ASSISTÊNCIA RESPIRATÓRIA AO RECÉM-NASCIDO- 2018

Paulo R. Margotto, Fabiana Pontes, Renata Araripe, Diogo Pedroso, Adriana Kawaguchi, Maria Eduarda Canellas de Castro,  Jefferson Guimarães de Resende

(Capítulo do Livro Assistência ao Recém-Nascido de Risco, 4a Edição, 2019, em preparação)

Segundo Sant´Anna G e Keszler M, a ventilação mecânica é uma intervenção médica complexa, intensiva em recursos, associada à alta morbidade.
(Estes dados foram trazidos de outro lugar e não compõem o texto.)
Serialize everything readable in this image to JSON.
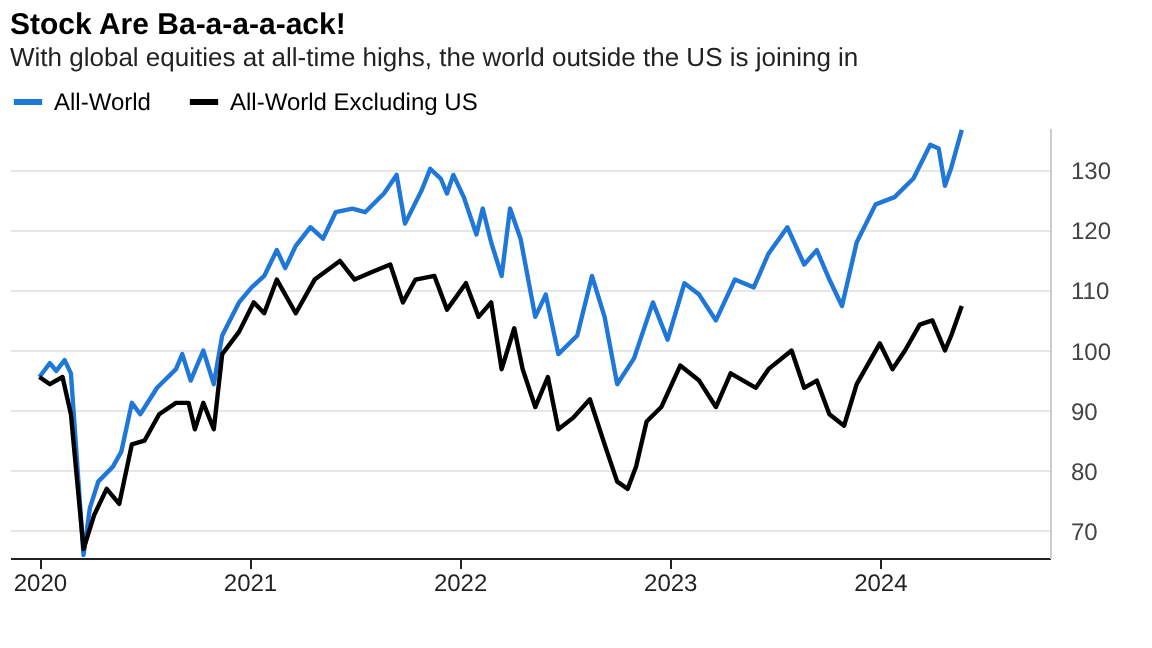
{
  "chart_data": {
    "type": "line",
    "title": "Stock Are Ba-a-a-a-ack!",
    "subtitle": "With global equities at all-time highs, the world outside the US is joining in",
    "xlim": [
      2019.86,
      2024.81
    ],
    "xticks": [
      2020,
      2021,
      2022,
      2023,
      2024
    ],
    "ylim": [
      65.5,
      137
    ],
    "yticks": [
      70,
      80,
      90,
      100,
      110,
      120,
      130
    ],
    "grid": "y",
    "legend": "top left",
    "line_style": "solid",
    "marker": "none",
    "series": [
      {
        "name": "All-World",
        "color": "#1f78d8",
        "x": [
          2020.0,
          2020.05,
          2020.08,
          2020.12,
          2020.15,
          2020.21,
          2020.24,
          2020.28,
          2020.35,
          2020.39,
          2020.44,
          2020.48,
          2020.56,
          2020.65,
          2020.68,
          2020.72,
          2020.78,
          2020.83,
          2020.87,
          2020.95,
          2021.01,
          2021.07,
          2021.13,
          2021.17,
          2021.22,
          2021.29,
          2021.35,
          2021.41,
          2021.49,
          2021.55,
          2021.64,
          2021.7,
          2021.74,
          2021.82,
          2021.86,
          2021.91,
          2021.94,
          2021.97,
          2022.02,
          2022.08,
          2022.11,
          2022.15,
          2022.2,
          2022.24,
          2022.29,
          2022.36,
          2022.41,
          2022.47,
          2022.56,
          2022.63,
          2022.69,
          2022.75,
          2022.83,
          2022.92,
          2022.99,
          2023.07,
          2023.14,
          2023.22,
          2023.31,
          2023.4,
          2023.47,
          2023.56,
          2023.64,
          2023.7,
          2023.76,
          2023.82,
          2023.89,
          2023.98,
          2024.07,
          2024.16,
          2024.24,
          2024.28,
          2024.31,
          2024.34,
          2024.39
        ],
        "values": [
          95.6,
          97.9,
          96.6,
          98.4,
          96.2,
          66,
          73.8,
          78.2,
          80.7,
          83.2,
          91.3,
          89.4,
          93.8,
          96.9,
          99.4,
          95,
          100,
          94.4,
          102.5,
          108,
          110.5,
          112.4,
          116.7,
          113.7,
          117.4,
          120.5,
          118.6,
          123,
          123.6,
          123,
          126.1,
          129.2,
          121.1,
          126.7,
          130.2,
          128.6,
          126.1,
          129.2,
          125.5,
          119.3,
          123.6,
          118,
          112.4,
          123.6,
          118.6,
          105.6,
          109.3,
          99.4,
          102.5,
          112.4,
          105.6,
          94.4,
          98.7,
          108,
          101.8,
          111.2,
          109.3,
          105,
          111.8,
          110.5,
          116.1,
          120.5,
          114.3,
          116.7,
          111.8,
          107.4,
          118,
          124.3,
          125.5,
          128.6,
          134.2,
          133.6,
          127.4,
          130.4,
          136.7
        ]
      },
      {
        "name": "All-World Excluding US",
        "color": "#000000",
        "x": [
          2020.0,
          2020.05,
          2020.11,
          2020.15,
          2020.21,
          2020.26,
          2020.32,
          2020.38,
          2020.44,
          2020.5,
          2020.57,
          2020.65,
          2020.71,
          2020.74,
          2020.78,
          2020.83,
          2020.87,
          2020.95,
          2021.02,
          2021.07,
          2021.13,
          2021.22,
          2021.31,
          2021.43,
          2021.5,
          2021.58,
          2021.67,
          2021.73,
          2021.79,
          2021.88,
          2021.94,
          2022.03,
          2022.09,
          2022.15,
          2022.2,
          2022.26,
          2022.3,
          2022.36,
          2022.42,
          2022.47,
          2022.54,
          2022.62,
          2022.69,
          2022.75,
          2022.8,
          2022.84,
          2022.89,
          2022.96,
          2023.05,
          2023.14,
          2023.22,
          2023.29,
          2023.41,
          2023.47,
          2023.58,
          2023.64,
          2023.7,
          2023.76,
          2023.83,
          2023.89,
          2024.0,
          2024.06,
          2024.12,
          2024.19,
          2024.25,
          2024.31,
          2024.34,
          2024.39
        ],
        "values": [
          95.6,
          94.4,
          95.6,
          89.4,
          67,
          72.6,
          77,
          74.5,
          84.4,
          85,
          89.4,
          91.3,
          91.3,
          86.9,
          91.3,
          86.9,
          99.4,
          103.1,
          108,
          106.2,
          111.8,
          106.2,
          111.8,
          114.9,
          111.8,
          113,
          114.3,
          108,
          111.8,
          112.4,
          106.8,
          111.2,
          105.6,
          108,
          96.9,
          103.7,
          96.9,
          90.6,
          95.6,
          86.9,
          88.8,
          91.9,
          84.4,
          78.2,
          77,
          80.7,
          88.2,
          90.6,
          97.5,
          95,
          90.6,
          96.2,
          93.8,
          96.9,
          100,
          93.8,
          95,
          89.4,
          87.5,
          94.4,
          101.2,
          96.9,
          100,
          104.3,
          105,
          100,
          102.5,
          107.4
        ]
      }
    ]
  }
}
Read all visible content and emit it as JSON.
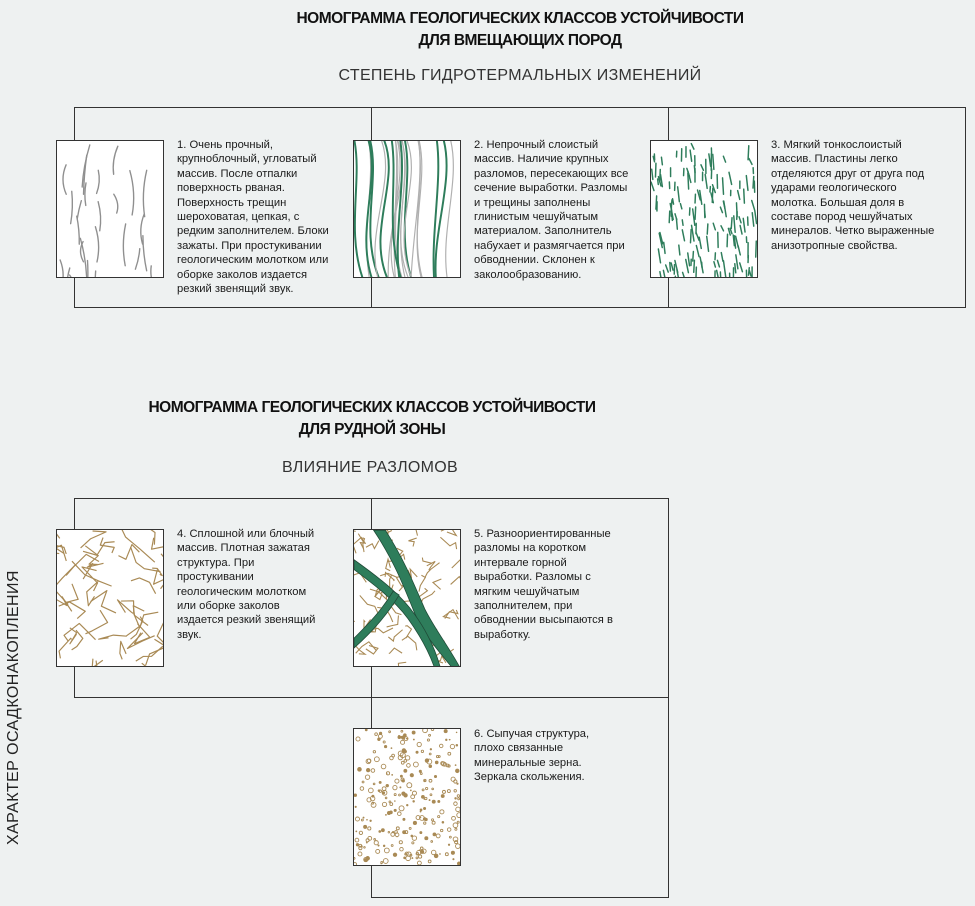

Existe uma prática considerável de variação de estilo na maioria dos hospitais e não é apenas confusa para os pais, mas a falta de um padrão consistentemente alto de ventilação ideal priva algumas crianças dos benefícios dos cuidados de ponta.

Desenvolver um protocolo de Unidade para ventilação mecânica requer pesquisa exaustiva, inclusão de todas as partes interessadas, desenvolvimento cuidadoso do protocolo e implementação cuidadosa após um processo educacional completo, seguido de monitoramento.

Um protocolo para suporte respiratório deve ser abrangente, abordando o suporte respiratório na Sala de Parto, o uso de suporte não invasivo, critérios de intubação, administração de surfactante, modos e configurações específicos de ventilação, critérios para terapia escalonada, protocolos de desmame, critérios de extubação e manejo da extubação

Evidências favorecem o uso de suporte não invasivo como tratamento de primeira linha, progredindo para ventilação de suporte de pressão / controle ou pressão combinada com garantia de volume, se necessário, e ventilação de alta frequência apenas para indicações específicas. A estratégia do pulmão aberto é crucial para a ventilação protetora do pulmão.

Esta iniciativa requer um comprometimento considerável de tempo e dedicação, mas irá reduzir variações desnecessárias, eliminar condutas ultrapassadas, e beneficiar pacientes, pais e o pessoal em treinamento.